Remembering Dr Mwele Malecela

Tuesday May 24 2022
By Kasera Nick Oyoo

As Rwanda prepares to welcome delegates to the Kigali Summit on Malaria and Neglected Tropical Diseases on June 23, it is time for Tanzania to remember the late bubbly and amiable Dr Mwele Malecela (pictured below). She was no ordinary woman.

A scientist par excellence with a love for evidence, Dr Malecela transcended many barriers for women to be mentioned in the same breath and space as other respected Tanzanian women pioneers such as the legendary Bibi Titi Mohammed, Prof Anna Tibaijuka, Dr Asha-Rose Migiro, and now Joyce Msuya, who is Assistant Secretary General for Humanitarian Services at the United Nations.

There was a time Dr Malecela needed Tanzanians to stand by her. It was a sad and difficult time.

The political knives were unsheathed and unleashed against her with startling ferocity. There was no shortage of political attack dogs baying for her blood. Many a time she shared privately her inability to speak freely over fears that her phones were routinely being tapped.

The late Dr Malecela remains one of the few Tanzanians who stood up to authoritarianism that brooked no difference of opinion, and demanded nothing but blind loyalty, even if it was against one’s better judgement.

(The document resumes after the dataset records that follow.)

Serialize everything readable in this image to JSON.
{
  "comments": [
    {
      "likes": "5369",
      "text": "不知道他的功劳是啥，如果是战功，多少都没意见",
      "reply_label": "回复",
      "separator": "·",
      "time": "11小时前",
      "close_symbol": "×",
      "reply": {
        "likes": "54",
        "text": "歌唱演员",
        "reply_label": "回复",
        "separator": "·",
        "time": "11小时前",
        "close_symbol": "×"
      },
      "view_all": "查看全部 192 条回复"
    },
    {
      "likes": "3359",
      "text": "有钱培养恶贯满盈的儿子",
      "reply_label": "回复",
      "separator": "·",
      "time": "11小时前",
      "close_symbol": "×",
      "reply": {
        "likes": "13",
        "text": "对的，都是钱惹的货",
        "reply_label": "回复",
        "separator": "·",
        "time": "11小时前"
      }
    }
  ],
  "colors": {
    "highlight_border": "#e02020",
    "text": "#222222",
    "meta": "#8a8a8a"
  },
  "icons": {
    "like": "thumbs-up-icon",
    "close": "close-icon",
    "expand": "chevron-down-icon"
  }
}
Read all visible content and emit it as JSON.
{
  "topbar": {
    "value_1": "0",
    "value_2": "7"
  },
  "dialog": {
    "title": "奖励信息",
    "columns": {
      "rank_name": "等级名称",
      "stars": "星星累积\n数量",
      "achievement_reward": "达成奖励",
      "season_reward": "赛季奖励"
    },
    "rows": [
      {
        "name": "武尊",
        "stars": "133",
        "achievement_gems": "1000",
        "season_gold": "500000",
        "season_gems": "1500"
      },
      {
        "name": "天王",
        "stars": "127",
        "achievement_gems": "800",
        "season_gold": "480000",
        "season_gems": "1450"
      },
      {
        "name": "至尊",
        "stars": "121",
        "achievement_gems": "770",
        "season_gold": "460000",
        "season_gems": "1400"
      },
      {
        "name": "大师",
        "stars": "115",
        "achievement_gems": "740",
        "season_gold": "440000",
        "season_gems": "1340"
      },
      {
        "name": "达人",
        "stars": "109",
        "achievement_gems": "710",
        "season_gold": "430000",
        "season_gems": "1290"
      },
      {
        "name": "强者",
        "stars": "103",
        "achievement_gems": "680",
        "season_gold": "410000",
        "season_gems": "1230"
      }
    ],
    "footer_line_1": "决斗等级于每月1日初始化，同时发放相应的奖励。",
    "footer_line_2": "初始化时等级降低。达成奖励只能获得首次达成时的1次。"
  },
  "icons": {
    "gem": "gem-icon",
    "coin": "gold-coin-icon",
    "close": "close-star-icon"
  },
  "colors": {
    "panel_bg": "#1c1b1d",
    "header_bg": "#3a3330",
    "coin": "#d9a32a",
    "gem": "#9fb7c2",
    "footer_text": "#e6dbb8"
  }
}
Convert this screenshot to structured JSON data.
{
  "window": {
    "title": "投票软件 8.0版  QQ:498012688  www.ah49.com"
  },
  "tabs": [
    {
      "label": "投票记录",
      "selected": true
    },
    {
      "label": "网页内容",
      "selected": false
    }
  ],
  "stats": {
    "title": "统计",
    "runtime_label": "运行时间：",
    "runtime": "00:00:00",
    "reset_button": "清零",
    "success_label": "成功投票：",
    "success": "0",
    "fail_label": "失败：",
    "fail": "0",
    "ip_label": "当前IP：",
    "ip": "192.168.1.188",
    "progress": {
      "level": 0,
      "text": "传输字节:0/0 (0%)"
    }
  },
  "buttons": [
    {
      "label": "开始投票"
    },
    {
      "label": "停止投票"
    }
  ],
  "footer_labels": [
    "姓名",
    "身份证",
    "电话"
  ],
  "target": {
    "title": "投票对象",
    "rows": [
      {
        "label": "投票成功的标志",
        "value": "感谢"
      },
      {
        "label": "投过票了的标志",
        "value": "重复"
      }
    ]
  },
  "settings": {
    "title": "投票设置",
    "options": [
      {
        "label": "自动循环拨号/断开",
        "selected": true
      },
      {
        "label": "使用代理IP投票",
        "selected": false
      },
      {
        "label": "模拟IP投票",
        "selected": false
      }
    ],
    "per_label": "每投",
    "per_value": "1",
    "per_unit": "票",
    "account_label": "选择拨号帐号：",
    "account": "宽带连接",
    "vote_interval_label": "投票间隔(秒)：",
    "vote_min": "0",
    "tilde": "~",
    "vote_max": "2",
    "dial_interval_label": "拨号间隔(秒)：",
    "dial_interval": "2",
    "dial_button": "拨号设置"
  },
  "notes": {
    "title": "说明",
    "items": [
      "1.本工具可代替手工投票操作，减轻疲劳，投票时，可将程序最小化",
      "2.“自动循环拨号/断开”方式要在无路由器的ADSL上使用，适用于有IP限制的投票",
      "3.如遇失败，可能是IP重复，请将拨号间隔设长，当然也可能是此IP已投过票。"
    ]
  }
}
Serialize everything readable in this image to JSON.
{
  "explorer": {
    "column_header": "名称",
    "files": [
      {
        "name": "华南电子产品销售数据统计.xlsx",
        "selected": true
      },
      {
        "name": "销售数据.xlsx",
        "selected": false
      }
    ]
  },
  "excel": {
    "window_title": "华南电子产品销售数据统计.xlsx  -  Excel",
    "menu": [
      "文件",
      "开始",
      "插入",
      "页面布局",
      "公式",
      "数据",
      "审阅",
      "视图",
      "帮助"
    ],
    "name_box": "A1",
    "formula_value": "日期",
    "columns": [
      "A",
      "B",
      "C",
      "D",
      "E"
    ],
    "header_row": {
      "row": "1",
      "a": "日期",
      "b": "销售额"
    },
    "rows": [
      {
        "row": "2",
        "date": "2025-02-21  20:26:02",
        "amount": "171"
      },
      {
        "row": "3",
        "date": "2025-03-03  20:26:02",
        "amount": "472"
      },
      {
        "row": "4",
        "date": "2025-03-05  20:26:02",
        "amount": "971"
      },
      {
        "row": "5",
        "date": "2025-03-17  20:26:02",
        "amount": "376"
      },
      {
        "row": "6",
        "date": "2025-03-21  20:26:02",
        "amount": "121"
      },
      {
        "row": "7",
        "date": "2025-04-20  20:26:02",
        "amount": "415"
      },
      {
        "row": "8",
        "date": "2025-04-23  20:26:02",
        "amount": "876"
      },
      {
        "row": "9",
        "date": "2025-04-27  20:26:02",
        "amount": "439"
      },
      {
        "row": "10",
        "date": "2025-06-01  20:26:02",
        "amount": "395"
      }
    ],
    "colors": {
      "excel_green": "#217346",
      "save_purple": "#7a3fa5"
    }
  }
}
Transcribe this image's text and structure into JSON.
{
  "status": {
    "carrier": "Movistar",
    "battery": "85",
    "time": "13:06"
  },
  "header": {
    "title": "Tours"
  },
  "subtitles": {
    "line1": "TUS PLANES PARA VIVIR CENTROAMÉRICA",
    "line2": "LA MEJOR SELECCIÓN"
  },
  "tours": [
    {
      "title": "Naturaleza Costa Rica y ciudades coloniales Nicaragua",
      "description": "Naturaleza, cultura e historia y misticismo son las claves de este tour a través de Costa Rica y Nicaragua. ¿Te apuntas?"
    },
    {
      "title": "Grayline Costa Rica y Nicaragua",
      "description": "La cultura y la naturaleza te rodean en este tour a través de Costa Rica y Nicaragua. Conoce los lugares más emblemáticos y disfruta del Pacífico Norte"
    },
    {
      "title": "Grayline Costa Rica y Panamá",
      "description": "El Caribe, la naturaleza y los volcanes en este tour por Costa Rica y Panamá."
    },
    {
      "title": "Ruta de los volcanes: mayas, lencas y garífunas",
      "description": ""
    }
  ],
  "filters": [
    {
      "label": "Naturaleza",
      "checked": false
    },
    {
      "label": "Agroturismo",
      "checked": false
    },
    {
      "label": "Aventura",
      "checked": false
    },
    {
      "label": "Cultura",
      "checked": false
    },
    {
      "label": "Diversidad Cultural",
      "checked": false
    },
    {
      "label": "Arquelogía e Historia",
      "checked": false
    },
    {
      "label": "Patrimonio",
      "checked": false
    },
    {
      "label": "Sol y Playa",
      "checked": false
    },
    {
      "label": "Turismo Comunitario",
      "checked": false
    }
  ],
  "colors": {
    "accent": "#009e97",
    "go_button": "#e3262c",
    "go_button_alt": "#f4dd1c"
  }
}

There are those who think that all and sundry must subscribe to the “Zidumu fikra za mwenyekiti” (May the chairman’s thoughts prevail) mentality unquestioningly. Towards Agenda 2025 and to meet Africa’s Agenda 2064, Tanzania needs to re-make itself, if you will, to be a thinking nation. It will not be found in political exhortations of the kind of which, sadly so, our political party systems have encouraged and thrived on, or endless sloganeering.


Our best bet will be in respecting differences in political opinion, judicial and intellectual independence of thought and findings of robust research. In this, we all know Dr Malecela was relentless. Like Abdullah Mwinyi, the Member of Parliament for Mahonda Constituency in Zanzibar, she knew that one can be Tanzanian, East African and a global citizen of Africa at the same time.

As Kigali brings together nations which are still afflicted by neglected tropical diseases, we must remember her for the role she played in health in Tanzania and beyond. In fact, the government, through its delegation, should make a high-profile presentation in remembrance of Dr Malecela’s efforts to confront the disease challenge not just in Tanzania but on the continent and globally when the grim reaper finally came calling at the prime of her professional contribution.

Her personal zeal for excellence despite the lack of political will required for her high-profile job of course put her on a collision course with the powers that be. One hopes that we have learnt our lesson that this country is much larger than the short-term interests of those wielding power.

Tanzania must ask itself who we want to be in the community of nations of the world. Who do we want to be? Complainers? That is the easiest part. There is no point in celebrating the greatness and achievements of Dr Malecela whenever Tanzanians land plum international appointments and at the same time be inward-looking and sidelining members of the international community who can make a huge difference in Tanzania.

The Rwanda conference will bring together philanthropists, government and international development leaders and will, among other, things hope for high-level commitment to ending malaria and neglected tropical diseases.

Dr Malecela has left behind a legacy of boldness and believing in the bigger picture. It is a legacy we would love our daughters to borrow a leaf from – a leaf of being international even when we are Tanzanian.